Insérés dans les trois parties, des encadrés permettent un éclairage théorique sur les propos tenus. La pensée d’un·e ou plusieurs auteurs ou autrices est synthétisée et parfois accompagnée d’extraits de leur œuvre. L’objectif n’est pas de faire une revue de littérature exhaustive sur un thème, mais plutôt de proposer des pistes aux lecteurs et lectrices qui voudraient connaître le point de vue d’experts et d’expertes sur le processus qui a mené à la création des dialogues et témoignages contenus dans le présent ouvrage, ainsi que sur les notions de pédagogie et de didactique auxquelles ils font référence.
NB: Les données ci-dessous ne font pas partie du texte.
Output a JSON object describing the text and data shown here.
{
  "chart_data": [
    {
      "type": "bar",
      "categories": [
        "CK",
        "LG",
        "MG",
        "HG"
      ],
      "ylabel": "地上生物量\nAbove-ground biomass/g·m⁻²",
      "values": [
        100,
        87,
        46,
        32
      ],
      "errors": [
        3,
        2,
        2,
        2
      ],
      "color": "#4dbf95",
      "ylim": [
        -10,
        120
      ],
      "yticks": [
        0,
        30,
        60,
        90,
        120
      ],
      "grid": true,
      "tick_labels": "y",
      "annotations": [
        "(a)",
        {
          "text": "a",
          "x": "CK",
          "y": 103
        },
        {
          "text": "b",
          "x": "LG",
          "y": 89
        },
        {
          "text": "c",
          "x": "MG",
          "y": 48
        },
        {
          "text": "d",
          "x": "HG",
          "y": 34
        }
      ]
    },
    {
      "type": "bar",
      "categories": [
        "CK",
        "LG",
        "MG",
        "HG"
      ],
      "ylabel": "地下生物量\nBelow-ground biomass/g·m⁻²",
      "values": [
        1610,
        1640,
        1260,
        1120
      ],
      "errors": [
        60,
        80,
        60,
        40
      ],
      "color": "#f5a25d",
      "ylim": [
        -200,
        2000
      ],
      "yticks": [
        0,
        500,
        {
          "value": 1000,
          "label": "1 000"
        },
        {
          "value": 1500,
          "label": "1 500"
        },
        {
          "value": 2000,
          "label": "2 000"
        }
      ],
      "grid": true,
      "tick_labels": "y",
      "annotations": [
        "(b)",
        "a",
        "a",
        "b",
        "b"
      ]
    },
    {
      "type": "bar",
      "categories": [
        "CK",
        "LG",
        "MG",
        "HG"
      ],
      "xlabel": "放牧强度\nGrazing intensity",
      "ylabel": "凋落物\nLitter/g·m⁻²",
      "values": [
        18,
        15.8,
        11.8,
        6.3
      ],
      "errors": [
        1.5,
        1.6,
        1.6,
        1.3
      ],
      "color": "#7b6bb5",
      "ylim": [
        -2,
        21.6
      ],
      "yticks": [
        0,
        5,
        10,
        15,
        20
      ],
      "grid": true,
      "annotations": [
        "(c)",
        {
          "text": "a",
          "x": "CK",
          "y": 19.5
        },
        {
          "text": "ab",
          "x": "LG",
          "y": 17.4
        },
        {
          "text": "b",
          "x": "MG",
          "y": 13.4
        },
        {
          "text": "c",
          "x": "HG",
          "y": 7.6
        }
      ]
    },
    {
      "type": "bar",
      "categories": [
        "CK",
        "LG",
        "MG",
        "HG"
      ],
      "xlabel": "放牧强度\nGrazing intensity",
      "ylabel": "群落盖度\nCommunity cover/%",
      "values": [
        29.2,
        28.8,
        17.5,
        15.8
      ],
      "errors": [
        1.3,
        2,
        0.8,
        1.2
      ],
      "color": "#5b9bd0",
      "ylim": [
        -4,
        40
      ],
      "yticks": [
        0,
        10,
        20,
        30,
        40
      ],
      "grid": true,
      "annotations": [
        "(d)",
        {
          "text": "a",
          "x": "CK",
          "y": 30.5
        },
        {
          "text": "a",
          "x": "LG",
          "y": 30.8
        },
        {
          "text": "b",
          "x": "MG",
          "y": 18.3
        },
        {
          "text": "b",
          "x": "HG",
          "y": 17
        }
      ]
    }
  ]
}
  1. Pour en savoir plus sur l’approche par compétences, il est possible de consulter notamment le site du Centre de pédagogie universitaire de l’Université de Montréal : https://cpu.umontreal.ca/enseignement-apprentissage/organisation-programme/approche-programme/. Aussi, l’article « L’actualisation de programmes centrée sur le développement de compétences : entrevue avec Robert Howe » est disponible sur le site d’Eductive (2023). https://eductive.ca/ressource/lactualisation-de-programmes-centree-sur-le-developpement-de-competences-entrevue-avec-robert-howe/.
  2. L’expression pays lock est apparue dans la littérature haïtienne en 2019 quand l’opposition politique et la plus grande partie de la population du pays ont pris la décision de fermer toutes les entrées et les sorties des grandes villes pour exiger la baisse des prix des produits de première nécessité qui ne cessaient de grimper. Par la suite, le président Jovenel Moïse a démissionné, et ce, avant la fin de son mandat qui devait se terminer en février 2022. Le pays lock s’est traduit par des manifestations, des barrages des routes, des incendies de véhicules et d’établissements privés et publics, etc. Selon un journaliste du Nouvelliste, cet « enfermement récursif de la population dans les foyers » serait « une nouvelle forme de résistance anti-systémique en Haïti » (Occilien 2019). Selon Jean Noé Alcéus, pays lock signifie que le pays est fermé, et cette expression est sensiblement plus dure que l’expression « pays bloqué » qui a aussi été utilisée : le pays lock est une forme de résistance radicale et extrémiste pratiquée par le peuple et l'opposition politique en vue de renverser le gouvernement élu.
  3. Ces valeurs sont définies dans le rapport produit à la suite du projet (Lefebvre et Prud’homme 2018).